In America, titles of nobility were banned in the Constitution and in our democratic culture. In a society built on notions of equality (the obvious exceptions of Black people, women, Native Americans notwithstanding) no one has access to special carve-outs or exemptions as to what is right and wrong. Claiming them, particularly in secret, feels like a betrayal against the whole idea of equality.
The problem in the modern era is that elites — of all ideological stripes — have violated that bargain. The result isn’t that we’ve abandoned any notion of right and wrong. Instead, by elevating hypocrisy to the greatest of sins, we end up weaponizing the principles, using them as a cudgel against the other side but not against our own.
Pick an issue: violent rhetoric by politicians, sexual misconduct, corruption and so on. With every revelation, almost immediately the debate becomes a riot of whataboutism. Team A says that Team B has no right to criticize because they did the same thing. Team B points out that Team A has switched positions. Everyone has a point. And everyone is missing the point.

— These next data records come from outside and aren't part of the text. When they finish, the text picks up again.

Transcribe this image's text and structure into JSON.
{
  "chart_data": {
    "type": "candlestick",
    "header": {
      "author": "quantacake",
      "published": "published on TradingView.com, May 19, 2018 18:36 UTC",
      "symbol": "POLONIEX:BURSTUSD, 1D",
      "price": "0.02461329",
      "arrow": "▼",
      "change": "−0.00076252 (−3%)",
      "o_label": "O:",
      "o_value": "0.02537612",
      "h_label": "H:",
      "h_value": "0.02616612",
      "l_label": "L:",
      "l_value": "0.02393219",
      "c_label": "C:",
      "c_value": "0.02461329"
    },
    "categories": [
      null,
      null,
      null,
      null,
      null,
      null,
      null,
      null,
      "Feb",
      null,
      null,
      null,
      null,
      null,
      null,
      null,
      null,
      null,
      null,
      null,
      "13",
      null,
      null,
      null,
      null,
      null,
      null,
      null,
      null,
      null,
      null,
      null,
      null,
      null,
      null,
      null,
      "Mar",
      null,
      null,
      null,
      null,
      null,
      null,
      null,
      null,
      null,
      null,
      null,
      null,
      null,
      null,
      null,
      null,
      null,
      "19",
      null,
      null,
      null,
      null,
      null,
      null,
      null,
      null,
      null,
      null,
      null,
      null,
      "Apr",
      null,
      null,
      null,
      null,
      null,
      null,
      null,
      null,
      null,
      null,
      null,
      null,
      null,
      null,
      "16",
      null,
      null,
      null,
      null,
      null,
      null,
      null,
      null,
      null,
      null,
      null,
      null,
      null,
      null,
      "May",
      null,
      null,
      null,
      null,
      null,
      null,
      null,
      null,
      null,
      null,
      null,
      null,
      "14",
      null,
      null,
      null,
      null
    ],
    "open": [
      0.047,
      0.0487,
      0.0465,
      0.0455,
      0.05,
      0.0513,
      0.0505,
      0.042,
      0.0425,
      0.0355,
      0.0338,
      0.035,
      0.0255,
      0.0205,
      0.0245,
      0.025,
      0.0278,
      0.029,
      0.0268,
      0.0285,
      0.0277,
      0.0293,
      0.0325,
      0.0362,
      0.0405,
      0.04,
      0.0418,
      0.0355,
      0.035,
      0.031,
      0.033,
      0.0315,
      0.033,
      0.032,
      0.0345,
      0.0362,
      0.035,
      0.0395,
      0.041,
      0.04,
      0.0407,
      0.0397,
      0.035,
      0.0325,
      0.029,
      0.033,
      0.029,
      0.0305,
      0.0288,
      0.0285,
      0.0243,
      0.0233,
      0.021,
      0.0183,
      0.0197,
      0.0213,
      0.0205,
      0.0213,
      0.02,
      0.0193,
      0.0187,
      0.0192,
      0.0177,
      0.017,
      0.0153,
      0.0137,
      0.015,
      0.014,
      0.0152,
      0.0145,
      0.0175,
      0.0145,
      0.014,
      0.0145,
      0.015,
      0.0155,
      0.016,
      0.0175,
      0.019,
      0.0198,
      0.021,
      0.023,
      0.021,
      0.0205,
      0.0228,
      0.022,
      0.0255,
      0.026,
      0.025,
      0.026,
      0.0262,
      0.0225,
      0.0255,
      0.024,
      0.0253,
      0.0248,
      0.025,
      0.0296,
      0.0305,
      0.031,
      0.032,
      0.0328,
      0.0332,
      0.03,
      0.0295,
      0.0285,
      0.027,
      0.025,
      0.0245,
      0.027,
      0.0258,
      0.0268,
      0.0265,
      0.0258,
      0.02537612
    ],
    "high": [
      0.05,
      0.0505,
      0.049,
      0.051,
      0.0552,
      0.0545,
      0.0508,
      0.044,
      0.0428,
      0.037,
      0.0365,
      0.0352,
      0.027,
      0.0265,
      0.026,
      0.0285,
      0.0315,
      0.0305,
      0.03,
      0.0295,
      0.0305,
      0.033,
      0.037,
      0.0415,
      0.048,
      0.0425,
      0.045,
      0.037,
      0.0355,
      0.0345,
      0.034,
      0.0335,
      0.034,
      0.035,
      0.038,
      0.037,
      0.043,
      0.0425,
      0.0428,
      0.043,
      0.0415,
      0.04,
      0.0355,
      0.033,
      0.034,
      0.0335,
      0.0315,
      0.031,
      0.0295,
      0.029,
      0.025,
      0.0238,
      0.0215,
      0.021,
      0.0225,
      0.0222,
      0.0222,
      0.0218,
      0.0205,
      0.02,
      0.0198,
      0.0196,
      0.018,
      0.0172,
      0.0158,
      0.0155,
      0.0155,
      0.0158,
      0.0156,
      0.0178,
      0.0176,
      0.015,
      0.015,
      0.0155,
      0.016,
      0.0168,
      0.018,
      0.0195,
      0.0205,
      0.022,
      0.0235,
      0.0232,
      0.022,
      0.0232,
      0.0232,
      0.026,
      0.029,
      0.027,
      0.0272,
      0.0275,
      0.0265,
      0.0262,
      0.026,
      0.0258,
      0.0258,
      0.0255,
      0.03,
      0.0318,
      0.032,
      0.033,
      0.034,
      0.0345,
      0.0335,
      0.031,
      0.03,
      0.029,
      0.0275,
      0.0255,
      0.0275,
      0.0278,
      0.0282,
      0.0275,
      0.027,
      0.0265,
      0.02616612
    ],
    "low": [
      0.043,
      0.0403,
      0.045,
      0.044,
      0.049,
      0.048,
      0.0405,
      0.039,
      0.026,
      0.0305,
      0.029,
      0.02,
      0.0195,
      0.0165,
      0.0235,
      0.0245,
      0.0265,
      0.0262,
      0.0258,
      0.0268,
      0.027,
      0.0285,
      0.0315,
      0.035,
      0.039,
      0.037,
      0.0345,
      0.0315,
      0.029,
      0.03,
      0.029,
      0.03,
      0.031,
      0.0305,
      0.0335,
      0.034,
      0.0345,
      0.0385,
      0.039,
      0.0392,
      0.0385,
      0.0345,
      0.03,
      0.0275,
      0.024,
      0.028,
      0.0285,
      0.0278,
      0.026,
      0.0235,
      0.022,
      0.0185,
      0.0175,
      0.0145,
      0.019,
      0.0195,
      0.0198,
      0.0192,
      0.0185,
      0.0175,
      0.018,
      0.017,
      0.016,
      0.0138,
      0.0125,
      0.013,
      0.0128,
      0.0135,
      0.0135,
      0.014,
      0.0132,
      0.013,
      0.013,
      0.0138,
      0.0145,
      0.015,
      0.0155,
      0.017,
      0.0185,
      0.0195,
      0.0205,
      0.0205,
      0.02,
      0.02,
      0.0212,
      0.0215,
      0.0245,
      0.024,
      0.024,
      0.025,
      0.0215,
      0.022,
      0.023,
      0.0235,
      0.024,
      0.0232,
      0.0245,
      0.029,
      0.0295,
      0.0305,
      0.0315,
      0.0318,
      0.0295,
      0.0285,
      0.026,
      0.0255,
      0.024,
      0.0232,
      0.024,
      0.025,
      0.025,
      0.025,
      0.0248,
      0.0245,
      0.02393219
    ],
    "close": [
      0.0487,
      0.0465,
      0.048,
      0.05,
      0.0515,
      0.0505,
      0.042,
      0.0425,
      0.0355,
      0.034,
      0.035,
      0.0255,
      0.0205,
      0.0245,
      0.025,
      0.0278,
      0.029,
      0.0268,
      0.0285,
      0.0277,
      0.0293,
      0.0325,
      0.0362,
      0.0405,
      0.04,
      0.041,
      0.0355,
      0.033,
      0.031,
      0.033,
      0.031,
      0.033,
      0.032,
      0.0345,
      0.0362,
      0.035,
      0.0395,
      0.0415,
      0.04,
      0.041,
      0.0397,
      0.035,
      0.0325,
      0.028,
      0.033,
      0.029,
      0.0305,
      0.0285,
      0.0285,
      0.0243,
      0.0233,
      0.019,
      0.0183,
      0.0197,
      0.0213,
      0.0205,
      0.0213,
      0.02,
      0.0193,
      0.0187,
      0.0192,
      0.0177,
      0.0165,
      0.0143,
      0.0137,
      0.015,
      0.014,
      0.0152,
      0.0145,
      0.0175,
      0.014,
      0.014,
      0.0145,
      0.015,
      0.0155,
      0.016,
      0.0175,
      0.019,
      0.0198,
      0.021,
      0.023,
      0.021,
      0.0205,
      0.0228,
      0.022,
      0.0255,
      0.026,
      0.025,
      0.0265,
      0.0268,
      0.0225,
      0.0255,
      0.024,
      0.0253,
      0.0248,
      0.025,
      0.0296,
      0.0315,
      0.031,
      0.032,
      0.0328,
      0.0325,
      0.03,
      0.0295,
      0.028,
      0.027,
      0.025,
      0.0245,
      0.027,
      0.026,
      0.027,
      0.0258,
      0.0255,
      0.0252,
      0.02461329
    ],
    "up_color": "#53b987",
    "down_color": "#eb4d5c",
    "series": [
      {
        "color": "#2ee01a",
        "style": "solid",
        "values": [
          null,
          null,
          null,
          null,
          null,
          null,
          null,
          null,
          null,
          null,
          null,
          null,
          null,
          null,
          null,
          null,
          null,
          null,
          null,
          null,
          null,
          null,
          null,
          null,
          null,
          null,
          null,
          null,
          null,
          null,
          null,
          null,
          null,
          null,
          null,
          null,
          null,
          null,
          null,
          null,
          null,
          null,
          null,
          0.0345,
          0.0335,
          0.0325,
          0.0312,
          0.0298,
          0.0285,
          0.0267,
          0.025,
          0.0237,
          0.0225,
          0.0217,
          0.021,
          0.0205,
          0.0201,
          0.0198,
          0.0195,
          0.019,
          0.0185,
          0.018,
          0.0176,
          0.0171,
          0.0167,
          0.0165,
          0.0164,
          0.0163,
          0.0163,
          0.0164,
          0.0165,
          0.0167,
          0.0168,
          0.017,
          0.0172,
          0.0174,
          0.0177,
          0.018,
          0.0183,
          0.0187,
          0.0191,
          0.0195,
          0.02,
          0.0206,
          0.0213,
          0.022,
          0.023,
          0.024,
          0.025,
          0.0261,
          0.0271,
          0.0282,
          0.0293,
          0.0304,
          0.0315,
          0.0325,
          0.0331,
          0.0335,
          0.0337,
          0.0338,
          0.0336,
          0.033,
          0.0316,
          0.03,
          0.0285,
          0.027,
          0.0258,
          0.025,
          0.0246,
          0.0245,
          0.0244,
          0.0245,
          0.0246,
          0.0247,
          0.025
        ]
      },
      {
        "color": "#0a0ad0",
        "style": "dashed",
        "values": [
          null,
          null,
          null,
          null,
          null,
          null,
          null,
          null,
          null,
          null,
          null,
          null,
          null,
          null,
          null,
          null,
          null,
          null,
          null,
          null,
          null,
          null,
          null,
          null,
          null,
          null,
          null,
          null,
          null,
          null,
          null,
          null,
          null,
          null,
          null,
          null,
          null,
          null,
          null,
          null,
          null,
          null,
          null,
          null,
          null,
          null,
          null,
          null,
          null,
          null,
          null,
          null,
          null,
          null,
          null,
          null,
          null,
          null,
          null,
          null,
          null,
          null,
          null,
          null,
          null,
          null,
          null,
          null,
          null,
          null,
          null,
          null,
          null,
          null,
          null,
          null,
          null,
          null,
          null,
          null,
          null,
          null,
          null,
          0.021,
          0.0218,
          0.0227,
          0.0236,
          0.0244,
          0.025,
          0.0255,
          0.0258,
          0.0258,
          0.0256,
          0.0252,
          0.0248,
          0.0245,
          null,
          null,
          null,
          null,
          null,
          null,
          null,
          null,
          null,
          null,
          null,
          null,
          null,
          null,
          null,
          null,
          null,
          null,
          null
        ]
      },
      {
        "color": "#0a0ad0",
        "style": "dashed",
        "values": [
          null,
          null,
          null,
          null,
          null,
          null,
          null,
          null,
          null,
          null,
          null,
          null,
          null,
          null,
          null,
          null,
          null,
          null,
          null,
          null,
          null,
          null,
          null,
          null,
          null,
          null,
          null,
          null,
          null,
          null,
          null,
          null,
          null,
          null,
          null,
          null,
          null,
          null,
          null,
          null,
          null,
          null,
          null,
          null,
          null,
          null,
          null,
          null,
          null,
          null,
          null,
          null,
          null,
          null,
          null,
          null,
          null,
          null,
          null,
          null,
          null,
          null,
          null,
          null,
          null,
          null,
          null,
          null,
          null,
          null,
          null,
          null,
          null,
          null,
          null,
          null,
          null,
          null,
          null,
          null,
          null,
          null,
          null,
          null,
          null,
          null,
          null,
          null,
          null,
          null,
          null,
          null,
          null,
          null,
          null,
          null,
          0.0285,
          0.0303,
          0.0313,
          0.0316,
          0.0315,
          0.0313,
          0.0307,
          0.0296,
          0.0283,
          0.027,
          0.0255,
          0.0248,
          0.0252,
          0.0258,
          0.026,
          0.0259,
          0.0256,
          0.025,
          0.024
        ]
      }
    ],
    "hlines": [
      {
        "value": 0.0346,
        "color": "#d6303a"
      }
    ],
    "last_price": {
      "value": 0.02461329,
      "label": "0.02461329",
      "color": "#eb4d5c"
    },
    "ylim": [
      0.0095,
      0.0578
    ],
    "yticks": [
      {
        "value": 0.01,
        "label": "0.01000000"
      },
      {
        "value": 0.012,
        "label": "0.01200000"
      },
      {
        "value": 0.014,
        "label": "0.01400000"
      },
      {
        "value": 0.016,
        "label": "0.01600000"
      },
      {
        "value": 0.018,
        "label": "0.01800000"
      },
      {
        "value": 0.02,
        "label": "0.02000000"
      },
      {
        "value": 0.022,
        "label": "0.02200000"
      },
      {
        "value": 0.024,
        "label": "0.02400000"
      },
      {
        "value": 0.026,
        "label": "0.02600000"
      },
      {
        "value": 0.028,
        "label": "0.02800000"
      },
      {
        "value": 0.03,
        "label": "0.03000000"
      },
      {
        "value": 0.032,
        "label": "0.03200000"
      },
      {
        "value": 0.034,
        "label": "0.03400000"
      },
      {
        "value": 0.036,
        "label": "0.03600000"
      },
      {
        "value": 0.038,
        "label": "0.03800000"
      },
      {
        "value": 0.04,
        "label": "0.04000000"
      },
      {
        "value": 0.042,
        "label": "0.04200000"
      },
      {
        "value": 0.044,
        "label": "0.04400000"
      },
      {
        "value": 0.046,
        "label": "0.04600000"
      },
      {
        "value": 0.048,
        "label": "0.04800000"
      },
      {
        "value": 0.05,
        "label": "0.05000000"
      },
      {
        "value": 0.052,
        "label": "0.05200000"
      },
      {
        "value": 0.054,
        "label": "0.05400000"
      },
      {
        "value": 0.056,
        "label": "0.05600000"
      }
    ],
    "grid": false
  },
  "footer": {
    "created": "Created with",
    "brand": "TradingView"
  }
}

Sure, hypocrisy is a moral failing, and partisan inconsistency is an intellectual one. But neither changes the objective facts. This is something you’re supposed to learn as a child: It doesn’t matter what everyone else is doing or saying, wrong is wrong. It’s also something lawyers like Mr. Blanche are supposed to know. Telling a judge that the hypocrisy of the prosecutor — or your client’s transparency — means your client did nothing wrong would earn you nothing but a laugh.